Will nahm sich Wissler zur Brust: „Sie waren 20 Jahre lang Mitglied im ‚Trotzkistischen Netzwerk‘, das mittlerweile ‚Marx 21‘ heißt und sich der Überwindung des Kapitalismus verschrieben hat“, hielt sie der Linken vor.

Nach einem Text auf der Website könne es, so die Talkmasterin weiter, eine gerechtere Welt nur geben, „wenn die unterdrückten Klassen sich den gesellschaftlichen Reichtum kollektiv aneignen und die Produktionsmittel ihrer demokratischen Kontrolle unterstellen.“ Uff!

Flaueste Ausrede

Wichtigster Satz aus „Marx 21“: „Die Linke kann das Kapital schlagen, wenn Massenbewegungen bereit und in der Lage sind, die herrschende Klasse zu enteignen und den bestehenden undemokratischen Staatsapparat durch Organe der direkten Demokratie zu ersetzen.“

Und was sagte Wissler dazu? „In der Geschichte wäre vieles nicht erreicht worden, wenn es nicht Massenbewegungen gegeben hätte“, erklärte sie trotzig.

Dann schaltete sie aber doch einen Gang zurück: „Ich bin als Vorsitzende der Partei ‚Die Linke‘ hier und stehe hinter dem, was im Programm der Linken steht.“ Halleluja!

Dialog des Abends

Die SPD steht ganz klar auf dem Boden der Marktwirtschaft“, behauptete Walter-Borjans. „Es muss aber einen Rahmen geben, weil sich etwas ändern muss, was sich allein aus unternehmerischer Tätigkeit nicht ergibt.“

„Dann gibt es also doch keine Koalition?“ forschte Brinkhaus nach.

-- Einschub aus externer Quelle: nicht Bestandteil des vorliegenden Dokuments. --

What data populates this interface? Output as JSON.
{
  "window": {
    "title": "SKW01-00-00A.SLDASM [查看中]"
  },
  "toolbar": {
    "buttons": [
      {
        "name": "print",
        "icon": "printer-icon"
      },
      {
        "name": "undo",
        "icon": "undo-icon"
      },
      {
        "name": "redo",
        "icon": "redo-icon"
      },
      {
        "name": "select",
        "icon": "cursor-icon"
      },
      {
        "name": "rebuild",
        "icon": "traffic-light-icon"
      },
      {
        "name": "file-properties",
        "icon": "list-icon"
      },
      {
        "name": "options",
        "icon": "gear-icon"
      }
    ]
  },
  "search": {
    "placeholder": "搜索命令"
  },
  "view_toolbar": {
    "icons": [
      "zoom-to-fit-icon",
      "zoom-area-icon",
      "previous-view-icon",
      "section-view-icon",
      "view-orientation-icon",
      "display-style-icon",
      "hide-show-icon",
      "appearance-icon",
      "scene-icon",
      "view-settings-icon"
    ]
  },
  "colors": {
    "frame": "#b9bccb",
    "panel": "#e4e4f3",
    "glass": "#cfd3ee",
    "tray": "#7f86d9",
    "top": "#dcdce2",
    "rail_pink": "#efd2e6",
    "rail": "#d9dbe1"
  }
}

„Dann können Sie doch ein bisschen aufatmen, Herr Brinkhaus“, spottet Chrupalla.

Abruptester Schluss

Der SPD-Chef wehrte sich nach Kräften: „Wir lassen uns nicht jetzt schon von Ihnen, der Sie unter hohem Druck stehen und nicht wissen, wie sie weitermachen sollen…“

Doch Brinkhaus ließ nicht locker: „Warum werden Sie dann immer so nervös, wenn ich über Koalitionen rede?“ spottet der Fraktionschef. „Irgendwie brauchen wir noch einen Dritten mit, für den Skat!“

„Ich stehe auch unter hohem Druck, nämlich unter Zeitdruck“, bekannte die Talkmasterin. Brinkhaus und Walter Borjans zofften sich trotzdem weiter, und weil Will „die Herren nicht gestoppt bekommt“, drehte die Regie den Ton ab.

Fazit

Konfuse Kneipenparolen, neblige Wendungen und verpeilte Argumente, aber auch gesunde Attacken mit klaren Kanten: Das war ein Talk der Kategorie „Hauen und Stechen“.